I do wonder, though, how I would feel if a TV fugu-taster keeled over dead. I suspect I don't really believe in the possibility, because I don't believe that, much as certain TV executives would love to show a fugu fatality, they really would. I suspect that this spares me having to worry about how I would feel about such an eventuality. Of course it also messes with the thrill of wondering: Will he or won't he drop dead?

When it comes to "poisonous snakes that can choke you," and "sea creatures that can paralyze you," and "spiders whose venom can make your heart stop," I realize I'm not especially interested to "meet the people who risk it all for dinner." It's not usually hard to interest me in the question, about some foodstuff or other, is it good to eat? But this question will it kill you?, not so much.

I realize it marks me as a fuddy-duddy to be such a stickler for the "foodness" of food. I might add that I have nevertheless taken to Ace of Cakes and even Cake Boss, partly because I enjoy the people (Duff and the gang at Charm City Bakery in Baltimore, and Buddy and the gang at Carlo's Bakery in Hoboken), but also because it's hard not to appreciate the amazing things both teams create out of their chosen materials.

At the same time, I do wonder whether these shows reflect a lack of interest in the true miracle of cake: its deliciousness. It's a wonder I wish desperately, for caloric reasons, I could begin to tire of. And I have to say, I doubt that I would watch either Ace of Cakes or Cake Boss if the respective bakers didn't insist, and everyone didn't seem agreed, that the cakes really are delicious.

I don't know, maybe the rattlesnakes and sea creatures and spiders are delicious. Or maybe they taste like chicken. Feel free to check it out for yourself -- and no need to fill me in on the details.

Now a tasty, tender, juicy pot roast -- that would get my interest. Heck, I'd settle for two out of those three qualities, or in a pinch even one. That's about the extent of my food deviltry.

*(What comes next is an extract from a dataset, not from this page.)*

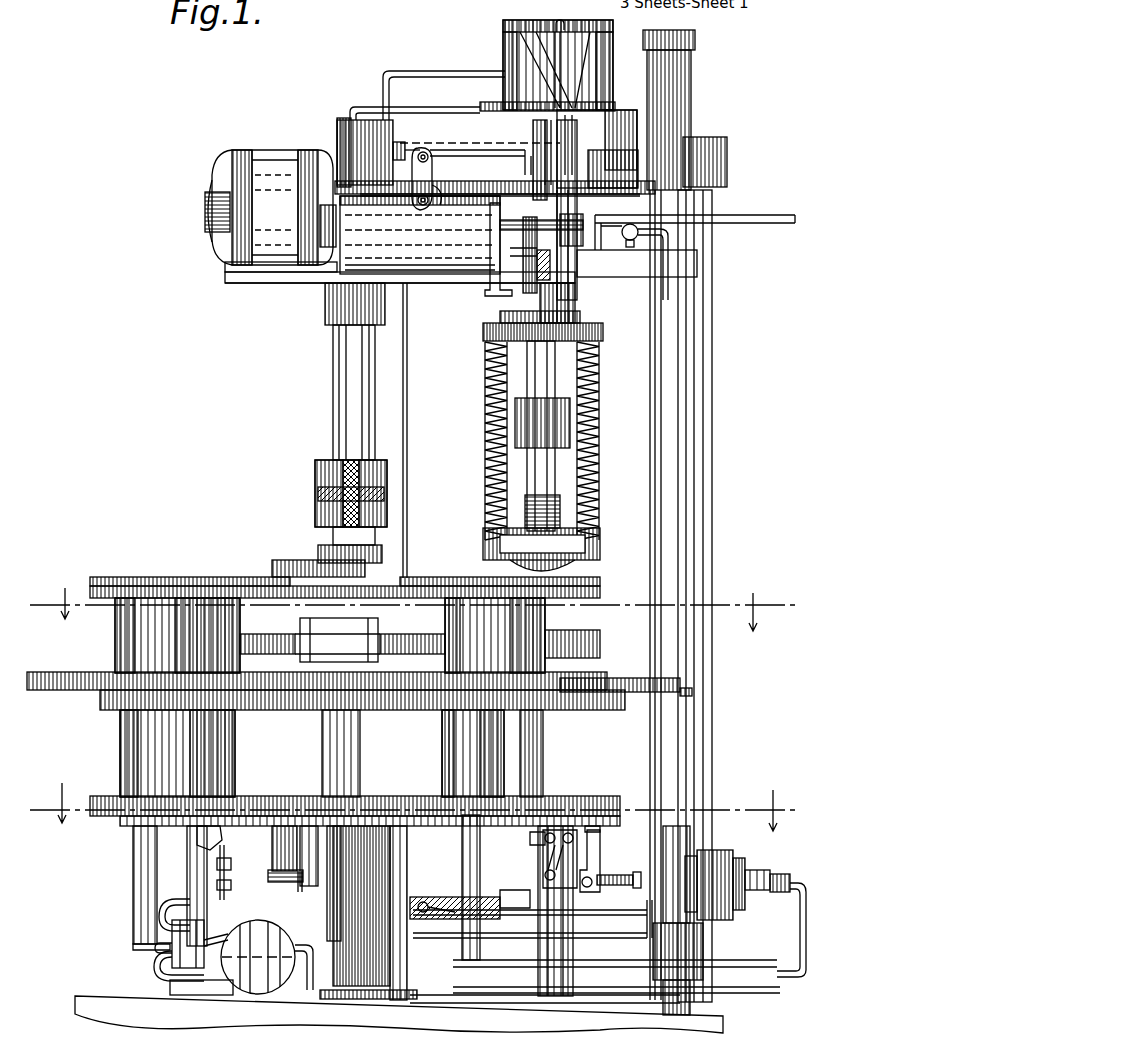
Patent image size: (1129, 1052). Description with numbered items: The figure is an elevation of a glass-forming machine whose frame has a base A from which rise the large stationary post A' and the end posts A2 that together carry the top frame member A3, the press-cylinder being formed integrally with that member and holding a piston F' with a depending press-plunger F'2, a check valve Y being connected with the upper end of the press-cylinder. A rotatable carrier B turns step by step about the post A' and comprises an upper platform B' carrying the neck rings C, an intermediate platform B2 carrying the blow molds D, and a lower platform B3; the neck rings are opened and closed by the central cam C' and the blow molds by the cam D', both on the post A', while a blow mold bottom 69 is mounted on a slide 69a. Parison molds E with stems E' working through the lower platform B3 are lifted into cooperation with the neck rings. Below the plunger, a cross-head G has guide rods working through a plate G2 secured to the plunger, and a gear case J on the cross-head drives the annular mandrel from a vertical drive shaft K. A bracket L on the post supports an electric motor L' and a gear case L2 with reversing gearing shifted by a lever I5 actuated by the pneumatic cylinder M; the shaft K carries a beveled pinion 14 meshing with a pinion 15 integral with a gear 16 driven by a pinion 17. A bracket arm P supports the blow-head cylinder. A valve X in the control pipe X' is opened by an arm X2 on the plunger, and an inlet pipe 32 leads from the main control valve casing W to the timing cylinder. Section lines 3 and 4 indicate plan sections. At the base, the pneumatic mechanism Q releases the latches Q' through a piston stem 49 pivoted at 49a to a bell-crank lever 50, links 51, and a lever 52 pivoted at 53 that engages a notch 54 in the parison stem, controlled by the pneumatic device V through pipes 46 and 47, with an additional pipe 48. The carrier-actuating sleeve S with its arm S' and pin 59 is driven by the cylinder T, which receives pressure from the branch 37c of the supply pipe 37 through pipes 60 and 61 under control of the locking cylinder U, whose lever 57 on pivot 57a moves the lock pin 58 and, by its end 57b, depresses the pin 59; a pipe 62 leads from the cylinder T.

Oh, and if there were a slice of a really tasty chocolate layer cake to go with it, I could be tempted. I once had a coworker who for special occasions made what are still the most delicious chocolate cakes I've ever eaten. She insisted it was just this really good mixer she had. When I mentioned this to my friend Richard, who's an "out of this world"-caliber baker, and whom I consider an authority on chocolate cakes (in the interest of chocolate-cake science, he once test-drove every chocolate-cake recipe he found online which looked interesting to him), he said it made sense to him.